Sunday, August 12, 2012

Sermon: Trinity 10 – 2012



12 August 2012 at Salem Lutheran Church, Gretna, LA

Text: Luke 19:41-48 (Jer 8:4-12, Rom 9:30-10:4)

In the name of + Jesus.  Amen.

Our Lord Jesus weeps over Jerusalem as He draws near.  He knows that He will enter the Holy City welcomed as a King, and He will be driven out of Jerusalem reviled as a criminal.  And yet His tears are not for Himself, but for Jerusalem.  As in the case of Lazarus in the tomb – which also brought the Lord to tears – Jesus laments the results of sin.  “For the wages of sin is death.”

Jerusalem was dying.  The city whose name literally means City of Peace was going to be destroyed in an act of war by the Romans exactly 40 years after the Lord moistened the ground with His tears and with His blood on a Roman cross.  The temple – where God Himself would make peace with man through priestly sacrifices – was also to be leveled in the process.  But unlike the temple of the Lord’s body that was to rise on the third day, the Jerusalem temple was never to rise again.

The Lord weeps because Jerusalem was so corrupted by sin that she refused even to receive the gift of peace from the Prince of Peace Himself in the priestly sacrifice of His own body and blood at the cross.  She refused the gift of forgiveness that makes peace between God and man won for man by the Man who is also God. 

“Would that you, even you, had known on this day the things that make for peace!  But now they are hidden from your eyes….  And they will not leave one stone upon another in you, because you did not know the time of your visitation.”

Their lives were occupied by other things.  Their minds were filled with other priorities.  Their worship was reserved to other gods.  Their attention was drawn to other words.  And when the Word Made Flesh came and dwelt among them, when the Prince of Peace came into the City of Peace to make peace, when God Himself consented to be both Priest and Sacrifice – in order to make for a final and lasting peace, an end to sin, and the death of death itself – Jerusalem didn’t care.

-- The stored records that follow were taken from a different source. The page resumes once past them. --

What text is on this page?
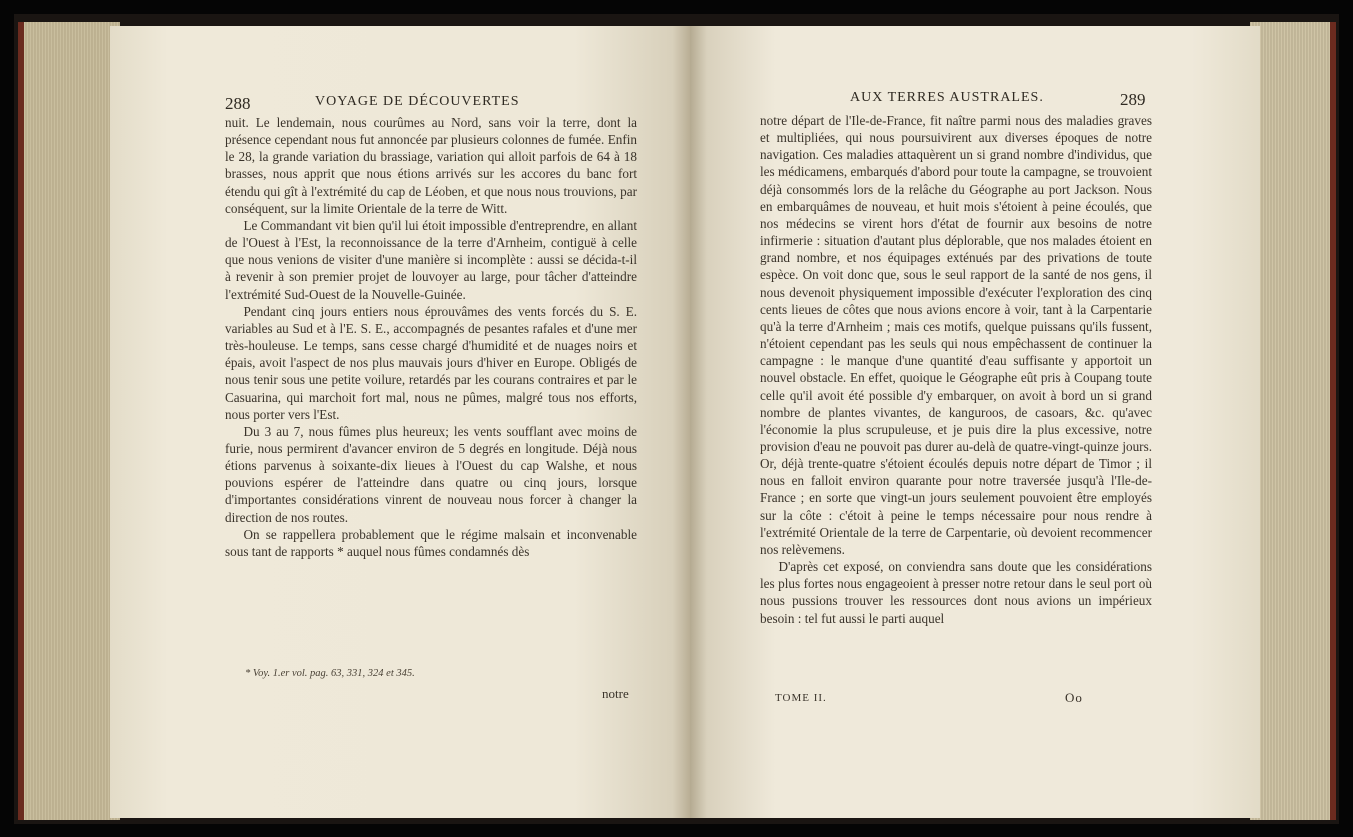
288	VOYAGE DE DÉCOUVERTES

nuit. Le lendemain, nous courûmes au Nord, sans voir la terre, dont la présence cependant nous fut annoncée par plusieurs colonnes de fumée. Enfin le 28, la grande variation du brassiage, variation qui alloit parfois de 64 à 18 brasses, nous apprit que nous étions arrivés sur les accores du banc fort étendu qui gît à l'extrémité du cap de Léoben, et que nous nous trouvions, par conséquent, sur la limite Orientale de la terre de Witt.

Le Commandant vit bien qu'il lui étoit impossible d'entreprendre, en allant de l'Ouest à l'Est, la reconnoissance de la terre d'Arnheim, contiguë à celle que nous venions de visiter d'une manière si incomplète : aussi se décida-t-il à revenir à son premier projet de louvoyer au large, pour tâcher d'atteindre l'extrémité Sud-Ouest de la Nouvelle-Guinée.

Pendant cinq jours entiers nous éprouvâmes des vents forcés du S. E. variables au Sud et à l'E. S. E., accompagnés de pesantes rafales et d'une mer très-houleuse. Le temps, sans cesse chargé d'humidité et de nuages noirs et épais, avoit l'aspect de nos plus mauvais jours d'hiver en Europe. Obligés de nous tenir sous une petite voilure, retardés par les courans contraires et par le Casuarina, qui marchoit fort mal, nous ne pûmes, malgré tous nos efforts, nous porter vers l'Est.

Du 3 au 7, nous fûmes plus heureux; les vents soufflant avec moins de furie, nous permirent d'avancer environ de 5 degrés en longitude. Déjà nous étions parvenus à soixante-dix lieues à l'Ouest du cap Walshe, et nous pouvions espérer de l'atteindre dans quatre ou cinq jours, lorsque d'importantes considérations vinrent de nouveau nous forcer à changer la direction de nos routes.

On se rappellera probablement que le régime malsain et inconvenable sous tant de rapports * auquel nous fûmes condamnés dès

* Voy. 1.er vol. pag. 63, 331, 324 et 345.
notre
AUX TERRES AUSTRALES.	289

notre départ de l'Ile-de-France, fit naître parmi nous des maladies graves et multipliées, qui nous poursuivirent aux diverses époques de notre navigation. Ces maladies attaquèrent un si grand nombre d'individus, que les médicamens, embarqués d'abord pour toute la campagne, se trouvoient déjà consommés lors de la relâche du Géographe au port Jackson. Nous en embarquâmes de nouveau, et huit mois s'étoient à peine écoulés, que nos médecins se virent hors d'état de fournir aux besoins de notre infirmerie : situation d'autant plus déplorable, que nos malades étoient en grand nombre, et nos équipages exténués par des privations de toute espèce. On voit donc que, sous le seul rapport de la santé de nos gens, il nous devenoit physiquement impossible d'exécuter l'exploration des cinq cents lieues de côtes que nous avions encore à voir, tant à la Carpentarie qu'à la terre d'Arnheim ; mais ces motifs, quelque puissans qu'ils fussent, n'étoient cependant pas les seuls qui nous empêchassent de continuer la campagne : le manque d'une quantité d'eau suffisante y apportoit un nouvel obstacle. En effet, quoique le Géographe eût pris à Coupang toute celle qu'il avoit été possible d'y embarquer, on avoit à bord un si grand nombre de plantes vivantes, de kanguroos, de casoars, &c. qu'avec l'économie la plus scrupuleuse, et je puis dire la plus excessive, notre provision d'eau ne pouvoit pas durer au-delà de quatre-vingt-quinze jours. Or, déjà trente-quatre s'étoient écoulés depuis notre départ de Timor ; il nous en falloit environ quarante pour notre traversée jusqu'à l'Ile-de-France ; en sorte que vingt-un jours seulement pouvoient être employés sur la côte : c'étoit à peine le temps nécessaire pour nous rendre à l'extrémité Orientale de la terre de Carpentarie, où devoient recommencer nos relèvemens.

D'après cet exposé, on conviendra sans doute que les considérations les plus fortes nous engageoient à presser notre retour dans le seul port où nous pussions trouver les ressources dont nous avions un impérieux besoin : tel fut aussi le parti auquel

TOME II.	Oo
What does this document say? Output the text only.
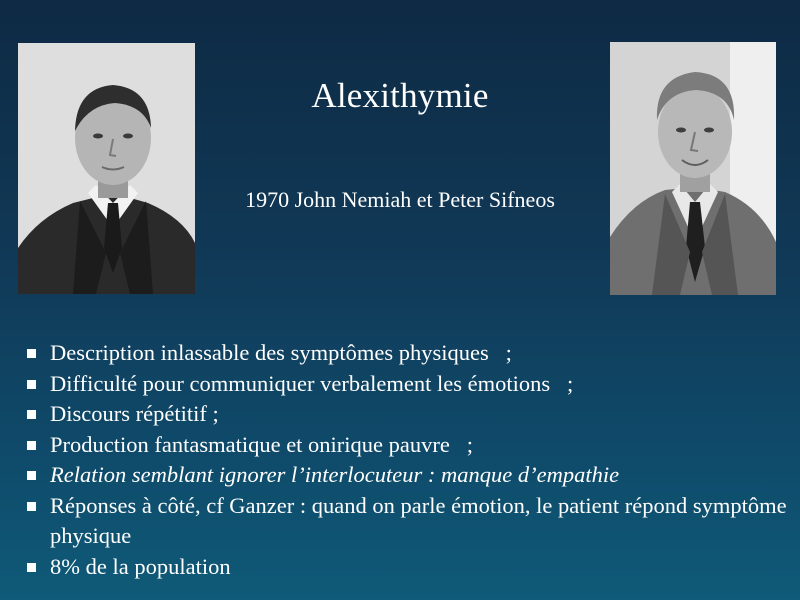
Alexithymie
1970 John Nemiah et Peter Sifneos
Description inlassable des symptômes physiques   ;
Difficulté pour communiquer verbalement les émotions   ;
Discours répétitif ;
Production fantasmatique et onirique pauvre   ;
Relation semblant ignorer l’interlocuteur : manque d’empathie
Réponses à côté, cf Ganzer : quand on parle émotion, le patient répond symptôme physique
8% de la population
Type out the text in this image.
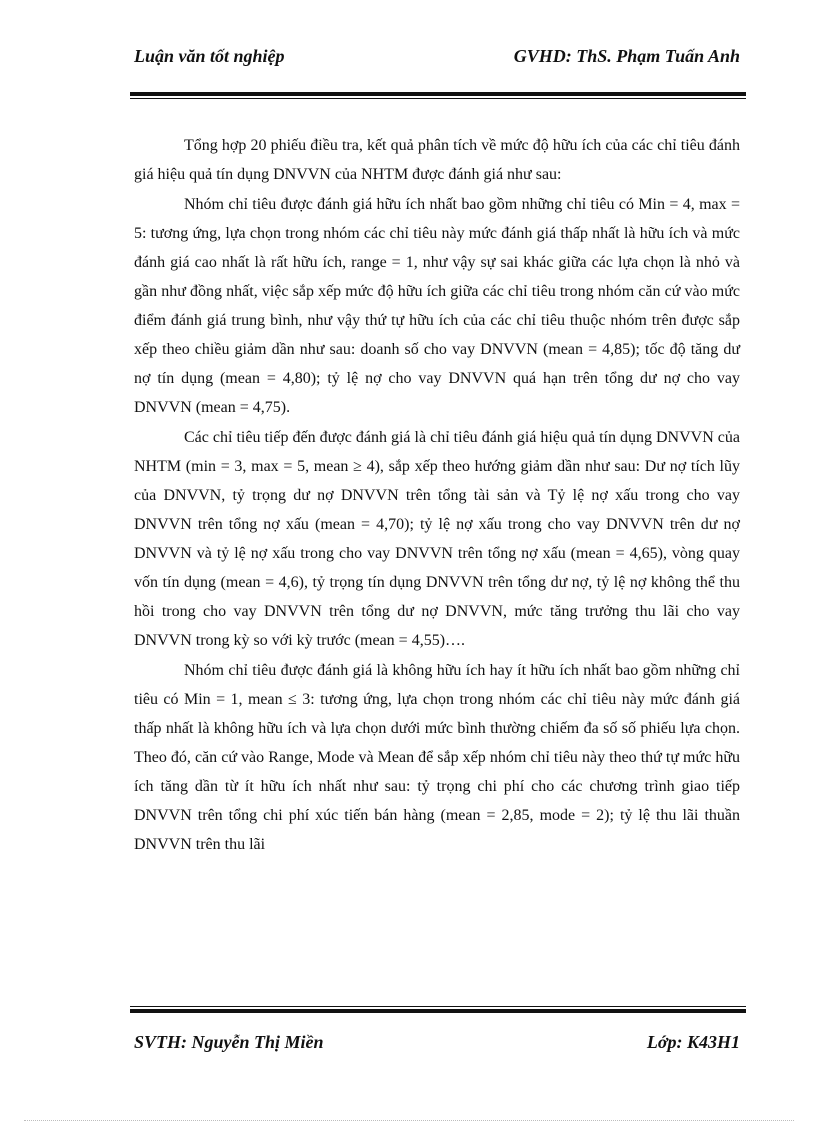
Luận văn tốt nghiệp	GVHD: ThS. Phạm Tuấn Anh

Tổng hợp 20 phiếu điều tra, kết quả phân tích về mức độ hữu ích của các chỉ tiêu đánh giá hiệu quả tín dụng DNVVN của NHTM được đánh giá như sau:

Nhóm chỉ tiêu được đánh giá hữu ích nhất bao gồm những chỉ tiêu có Min = 4, max = 5: tương ứng, lựa chọn trong nhóm các chỉ tiêu này mức đánh giá thấp nhất là hữu ích và mức đánh giá cao nhất là rất hữu ích, range = 1, như vậy sự sai khác giữa các lựa chọn là nhỏ và gần như đồng nhất, việc sắp xếp mức độ hữu ích giữa các chỉ tiêu trong nhóm căn cứ vào mức điểm đánh giá trung bình, như vậy thứ tự hữu ích của các chỉ tiêu thuộc nhóm trên được sắp xếp theo chiều giảm dần như sau: doanh số cho vay DNVVN (mean = 4,85); tốc độ tăng dư nợ tín dụng (mean = 4,80); tỷ lệ nợ cho vay DNVVN quá hạn trên tổng dư nợ cho vay DNVVN (mean = 4,75).

Các chỉ tiêu tiếp đến được đánh giá là chỉ tiêu đánh giá hiệu quả tín dụng DNVVN của NHTM (min = 3, max = 5, mean ≥ 4), sắp xếp theo hướng giảm dần như sau: Dư nợ tích lũy của DNVVN, tỷ trọng dư nợ DNVVN trên tổng tài sản và Tỷ lệ nợ xấu trong cho vay DNVVN trên tổng nợ xấu (mean = 4,70); tỷ lệ nợ xấu trong cho vay DNVVN trên dư nợ DNVVN và tỷ lệ nợ xấu trong cho vay DNVVN trên tổng nợ xấu (mean = 4,65), vòng quay vốn tín dụng (mean = 4,6), tỷ trọng tín dụng DNVVN trên tổng dư nợ, tỷ lệ nợ không thể thu hồi trong cho vay DNVVN trên tổng dư nợ DNVVN, mức tăng trưởng thu lãi cho vay DNVVN trong kỳ so với kỳ trước (mean = 4,55)….

Nhóm chỉ tiêu được đánh giá là không hữu ích hay ít hữu ích nhất bao gồm những chỉ tiêu có Min = 1, mean ≤ 3: tương ứng, lựa chọn trong nhóm các chỉ tiêu này mức đánh giá thấp nhất là không hữu ích và lựa chọn dưới mức bình thường chiếm đa số số phiếu lựa chọn. Theo đó, căn cứ vào Range, Mode và Mean để sắp xếp nhóm chỉ tiêu này theo thứ tự mức hữu ích tăng dần từ ít hữu ích nhất như sau: tỷ trọng chi phí cho các chương trình giao tiếp DNVVN trên tổng chi phí xúc tiến bán hàng (mean = 2,85, mode = 2); tỷ lệ thu lãi thuần DNVVN trên thu lãi

SVTH: Nguyễn Thị Miền	Lớp: K43H1
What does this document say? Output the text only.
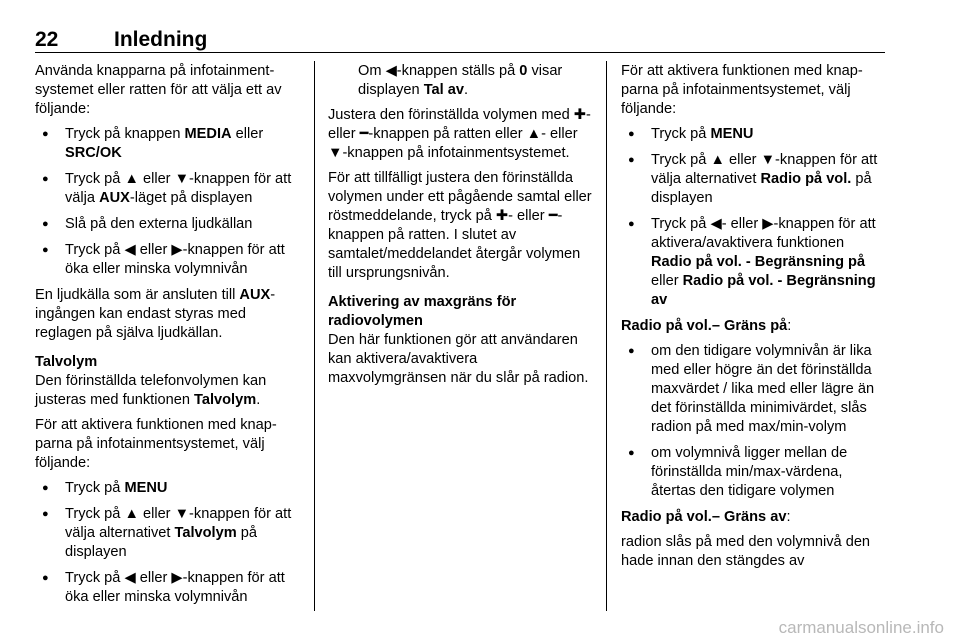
22	Inledning

Använda knapparna på infotainmentsystemet eller ratten för att välja ett av följande:

● Tryck på knappen MEDIA eller SRC/OK
● Tryck på ▲ eller ▼-knappen för att välja AUX-läget på displayen
● Slå på den externa ljudkällan
● Tryck på ◀ eller ▶-knappen för att öka eller minska volymnivån

En ljudkälla som är ansluten till AUX-ingången kan endast styras med reglagen på själva ljudkällan.

Talvolym

Den förinställda telefonvolymen kan justeras med funktionen Talvolym.

För att aktivera funktionen med knapparna på infotainmentsystemet, välj följande:

● Tryck på MENU
● Tryck på ▲ eller ▼-knappen för att välja alternativet Talvolym på displayen
● Tryck på ◀ eller ▶-knappen för att öka eller minska volymnivån

Om ◀-knappen ställs på 0 visar displayen Tal av.

Justera den förinställda volymen med ✚- eller ━-knappen på ratten eller ▲- eller ▼-knappen på infotainmentsystemet.

För att tillfälligt justera den förinställda volymen under ett pågående samtal eller röstmeddelande, tryck på ✚- eller ━-knappen på ratten. I slutet av samtalet/meddelandet återgår volymen till ursprungsnivån.

Aktivering av maxgräns för radiovolymen

Den här funktionen gör att användaren kan aktivera/avaktivera maxvolymgränsen när du slår på radion.

För att aktivera funktionen med knapparna på infotainmentsystemet, välj följande:

● Tryck på MENU
● Tryck på ▲ eller ▼-knappen för att välja alternativet Radio på vol. på displayen
● Tryck på ◀- eller ▶-knappen för att aktivera/avaktivera funktionen Radio på vol. - Begränsning på eller Radio på vol. - Begränsning av

Radio på vol.– Gräns på:

● om den tidigare volymnivån är lika med eller högre än det förinställda maxvärdet / lika med eller lägre än det förinställda minimivärdet, slås radion på med max/min-volym
● om volymnivå ligger mellan de förinställda min/max-värdena, återtas den tidigare volymen

Radio på vol.– Gräns av:

radion slås på med den volymnivå den hade innan den stängdes av

carmanualsonline.info
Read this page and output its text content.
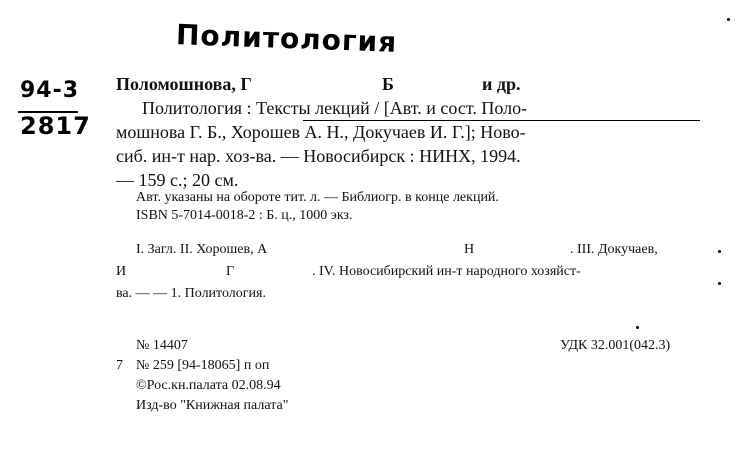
Политология
94-3
2817
Поломошнова, Г	Б	и др.
Политология : Тексты лекций / [Авт. и сост. Поло-
мошнова Г. Б., Хорошев А. Н., Докучаев И. Г.]; Ново-
сиб. ин-т нар. хоз-ва. — Новосибирск : НИНХ, 1994.
— 159 с.; 20 см.
Авт. указаны на обороте тит. л. — Библиогр. в конце лекций.
ISBN 5-7014-0018-2 : Б. ц., 1000 экз.
I. Загл. II. Хорошев, А	Н	. III. Докучаев,
И	Г	. IV. Новосибирский ин-т народного хозяйст-
ва. — — 1. Политология.
№ 14407	УДК 32.001(042.3)
7 № 259 [94-18065] п оп
©Рос.кн.палата 02.08.94
Изд-во "Книжная палата"
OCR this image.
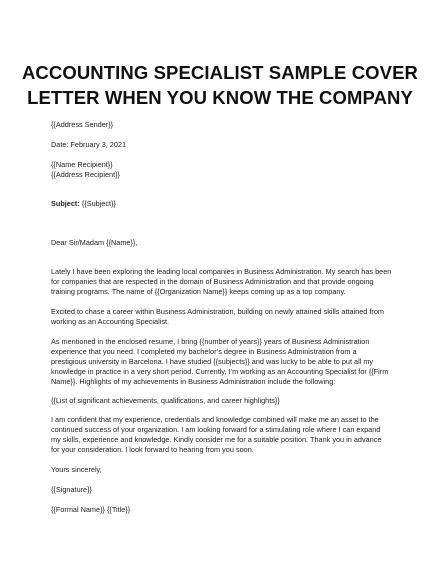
ACCOUNTING SPECIALIST SAMPLE COVER
LETTER WHEN YOU KNOW THE COMPANY

{{Address Sender}}

Date: February 3, 2021

{{Name Recipient}}

{{Address Recipient}}

Subject: {{Subject}}

Dear Sir/Madam {{Name}},

Lately I have been exploring the leading local companies in Business Administration. My search has been

for companies that are respected in the domain of Business Administration and that provide ongoing

training programs. The name of {{Organization Name}} keeps coming up as a top company.

Excited to chase a career within Business Administration, building on newly attained skills attained from

working as an Accounting Specialist.

As mentioned in the enclosed resume, I bring {{number of years}} years of Business Administration

experience that you need. I completed my bachelor’s degree in Business Administration from a

prestigious university in Barcelona. I have studied {{subjects}} and was lucky to be able to put all my

knowledge in practice in a very short period. Currently, I’m working as an Accounting Specialist for {{Firm

Name}}. Highlights of my achievements in Business Administration include the following:

{{List of significant achievements, qualifications, and career highlights}}

I am confident that my experience, credentials and knowledge combined will make me an asset to the

continued success of your organization. I am looking forward for a stimulating role where I can expand

my skills, experience and knowledge. Kindly consider me for a suitable position. Thank you in advance

for your consideration. I look forward to hearing from you soon.

Yours sincerely,

{{Signature}}

{{Formal Name}} {{Title}}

Her spiritual life was more concerned with buying and selling in the temple than worshiping God, than having their sins atoned for and forgiven by the sacrifice of the Lamb, than by seeking peace with the God who made them, loved them, brooded over them, suffered for them, and brought them the “peace of God that passes all understanding.”

Instead, they used the temple as a business opportunity.  Instead they allowed themselves to be manipulated by their leaders.  Instead, they wanted to free a terrorist.  Instead, they wanted His blood on them and on their descendants.

“And He entered the temple and began to drive out those who sold, saying to them, ‘It is written, “My house shall be a house of prayer,” but you have made it a den of robbers.’”

The Lord cleansed the temple.  The Lord cleansed Jerusalem.  The Lord cleansed the world. 

In the terror of the cross and in the pain of the passion, in the loneliness of rejection, and in the agony of betrayal and denial – our Lord carries out His mission of love, of mercy, of atonement, of peace.

For just outside the walls of the City of Peace, the Prince of Peace made peace: true peace, eternal peace, the peace that passes all understanding.

This was all part of our Lord’s plan to save us, dear brothers and sisters.  For was “laying in Zion a stone of stumbling, and a rock of offense; and whoever believes in Him will not be put to shame.” 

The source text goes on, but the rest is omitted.